Wir haben dann aber auch schnell realisiert, dass unser Gerät aufgrund behördlicher Zulassungsvorschriften zum Einsatz im zivilen Luftraum eine gewisse Mindestgröße braucht, um alle Bauvorschriften erfüllen zu können, aber doch nicht zu groß sein sollte. Mehr Größe bringt uns nichts. Und das ist auch der Unterschied zu einem Kriegsgerät. Das Militär interessiert sich für größere Hubschrauber mit mehr Zuladung, eben für den militärischen Einsatzzweck.
Wie genau sehen nun die Dimensionen der Drohne aus?
Schiebel: Der Camcopter ist 3,50 Meter lang, der Rotor misst 3,40 Meter im Durchmesser. Maximal hat die Drohne 200 Kilo Abflugmasse. Leer wiegt sie 110 Kilo, dazu kommen 40 Kilo Treibstoff. Je nach Flughöhe können also zwischen 20 und 50 Kilo getragen werden. Das reicht für Kameras. Für Raketen – wie auf den Fotos – ist das aber nicht ausreichend. Es ist also technisch zwar möglich die Drohne zu bewaffnen, praktisch ist es allerdings völlig sinnlos, weil dann kein Treibstoff mehr mitgeführt werden kann.
So gesehen ist Ihre Erfindung für Sie Fluch und Segen zugleich?

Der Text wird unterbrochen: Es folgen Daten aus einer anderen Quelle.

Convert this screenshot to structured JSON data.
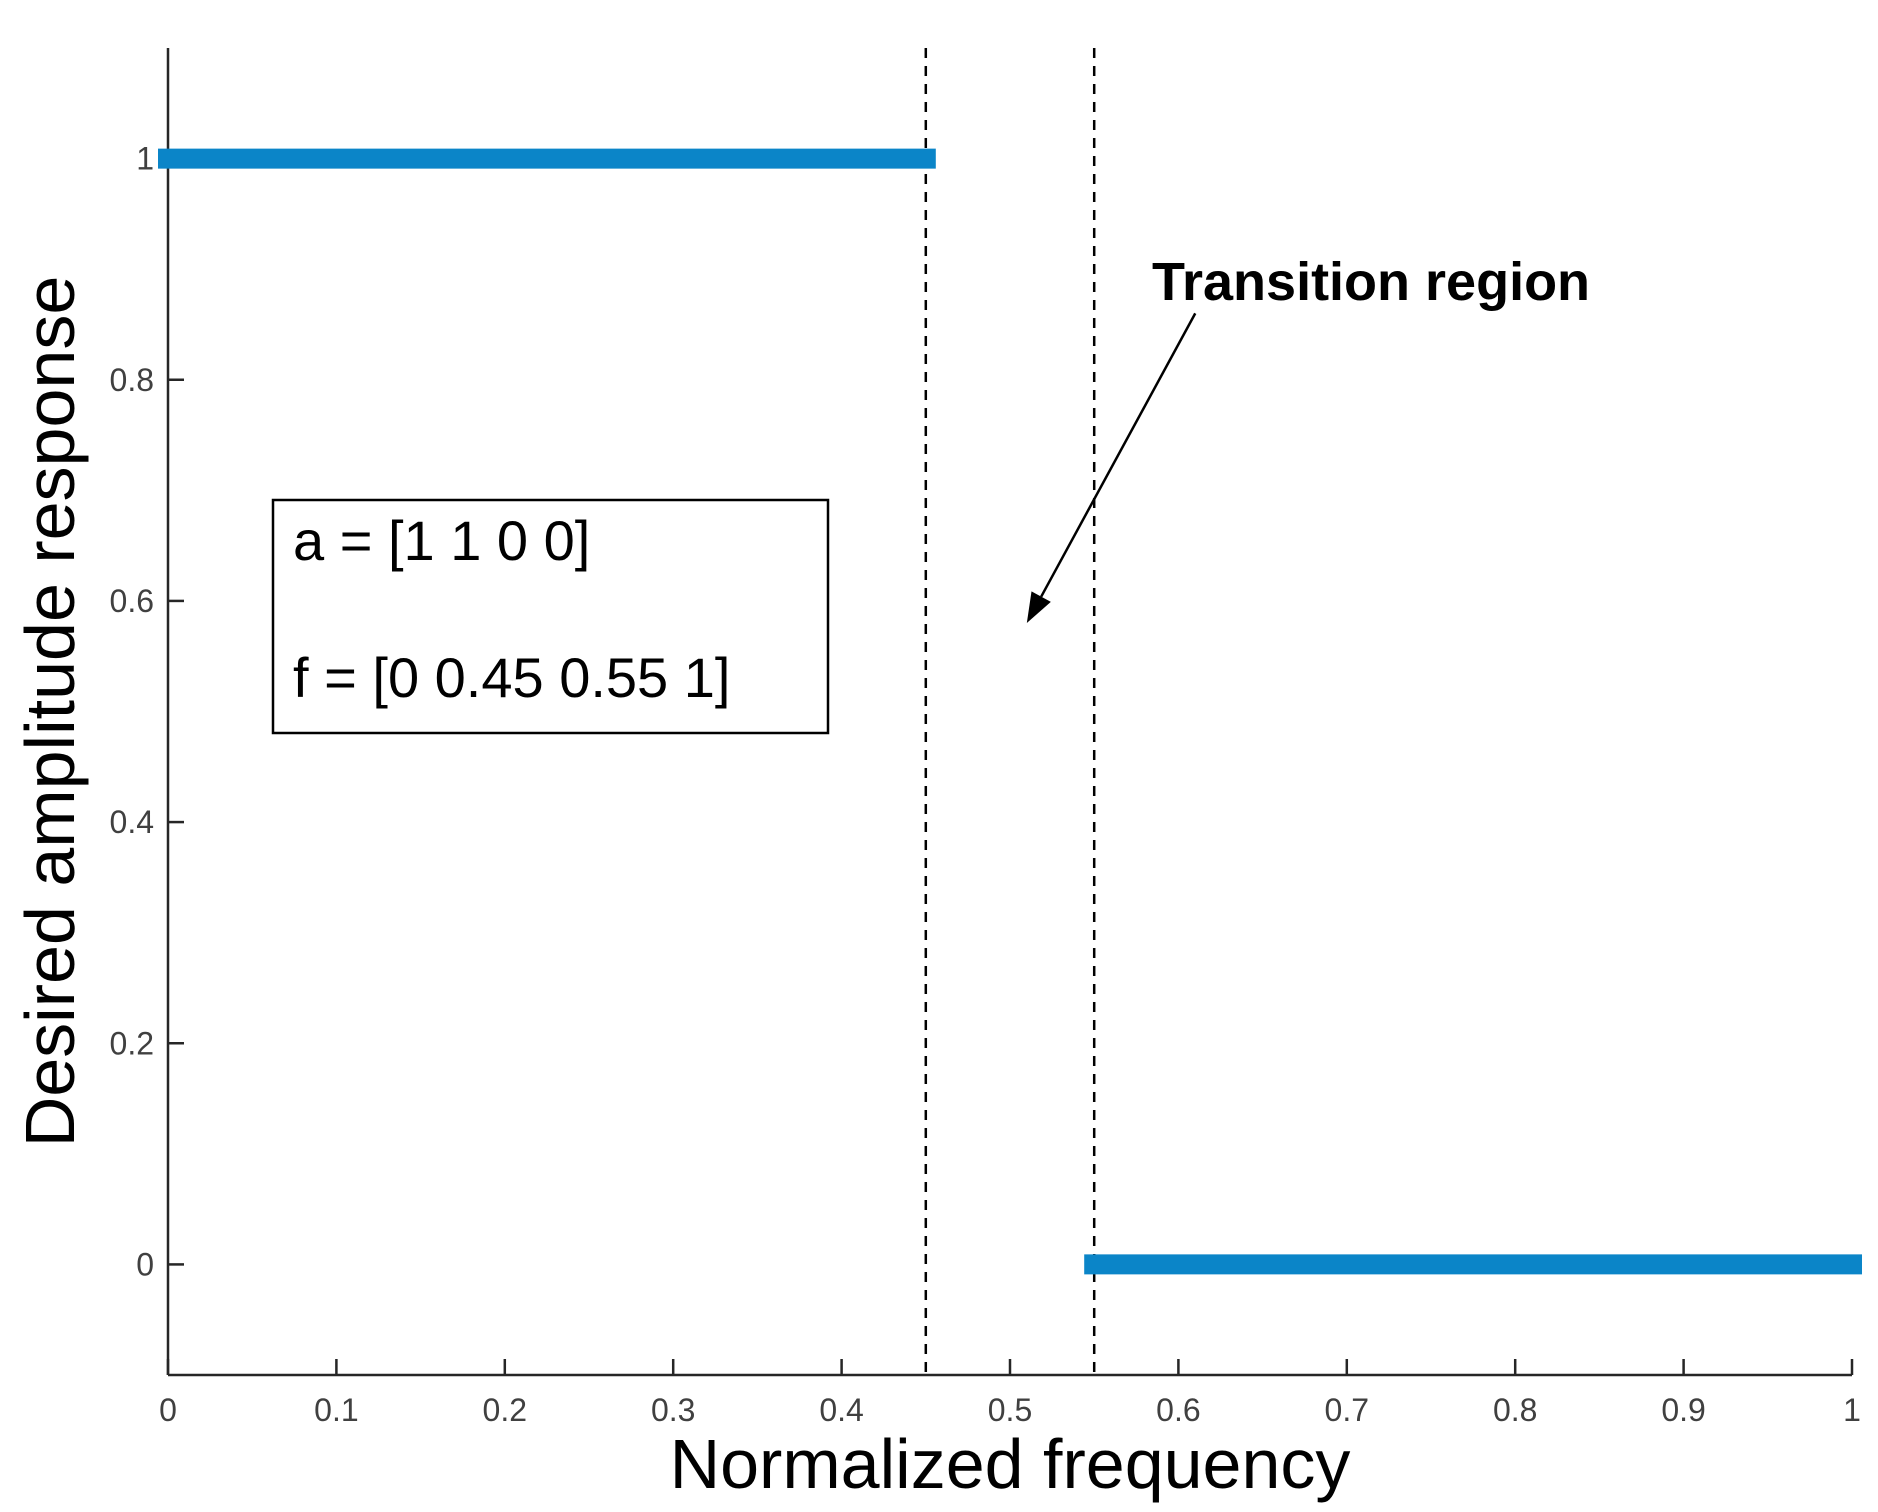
{
  "chart_data": {
    "type": "line",
    "title": "",
    "xlabel": "Normalized frequency",
    "ylabel": "Desired amplitude response",
    "xlim": [
      0,
      1
    ],
    "ylim": [
      -0.1,
      1.1
    ],
    "x_ticks": [
      0,
      0.1,
      0.2,
      0.3,
      0.4,
      0.5,
      0.6,
      0.7,
      0.8,
      0.9,
      1
    ],
    "y_ticks": [
      0,
      0.2,
      0.4,
      0.6,
      0.8,
      1
    ],
    "grid": false,
    "series": [
      {
        "segments": [
          {
            "x": [
              0,
              0.45
            ],
            "y": [
              1,
              1
            ]
          },
          {
            "x": [
              0.55,
              1
            ],
            "y": [
              0,
              0
            ]
          }
        ],
        "color": "#0b85c8"
      }
    ],
    "vlines": [
      0.45,
      0.55
    ],
    "textbox": {
      "lines": [
        "a = [1 1 0 0]",
        "f = [0 0.45 0.55 1]"
      ]
    },
    "annotation": {
      "text": "Transition region",
      "arrow_from": [
        0.61,
        0.86
      ],
      "arrow_to": [
        0.51,
        0.58
      ]
    }
  }
}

Schiebel: Ja. Einerseits bin ich froh über das Ergebnis der Entwicklung. Es ist verlässlich, erreicht die geplanten Eigenschaften. Bei allem, was fliegt, ist ja immer eine gewisse Spannung dabei. Wenn ein Fehlerl passiert, verliert man in der Regel das ganze Gerät. Andererseits ist dann die Rede von der Verwendung im libyschen Aufstand. Das ist einfach nicht lustig. Das ist mir nicht egal und darf mir nicht egal sein. Es wird aber von verschiedenen Medien so dargestellt.
In einem Artikel der Wochenzeitung „Zeit“ werden Sie 2009 mit der Aussage zitiert, dass es Ihnen egal sei, was mit Ihren Produkten gemacht werde. Wie stehen Sie zu dieser Aussage?
Schiebel: Diese Aussage habe ich so nie getroffen. Ich kenne diesen Artikel und er enthält auch viele andere falsche Darstellungen.
Welche Lehre haben Sie aus dieser Causa gezogen?
Schiebel: Ganz ehrlich, noch keine. Es ist wirklich eine schwierige Situation. Wir haben immer eine sehr offene Informationspolitik verfolgt. Wir haben Zulieferer, für die wir Verantwortung tragen. Und wir sind auch stolz darauf, dass dieses Hightech-Produkt fast ausschließlich ein österreichisches Produkt ist. So wie die Sache nun aber dargestellt wird, ist es schwer zu reagieren, weil auch vieles verzerrt dargestellt wird. Etwa die Geschichte mit dem Camcopter für Jordanien. Der Vertrag dazu wurde vor über einem Jahr unterzeichnet. Branchenüblich wurde dies vor kurzem bei einer Luftfahrtmesse bekannt gegeben. Und dann wird berichtet, dass wir diese zur Überwachung von Demonstrationen geliefert hätten.
Gibt es eine Anwendung des Camcopters, auf die sie besonders stolz sind?
Schiebel: Auch wenn das im Lichte der jüngeren Ereignisse zynisch klingen mag: Der geplante Einsatz in Libyen wäre so etwas gewesen. Ultimativ ging es darum, Menschen aufzugreifen, bevor sie im Mittelmeer ertrinken. Der Camcopter sollte das mit Wärmebildkameras ermöglichen. Menschen aufgreifen und retten – das wäre toll gewesen. Aber es gibt schon auch andere Projekte, wissenschaftliche, zu deren Gelingen der Camcopter einiges beiträgt.
Das Gespräch führte Patricio Hetfleisch.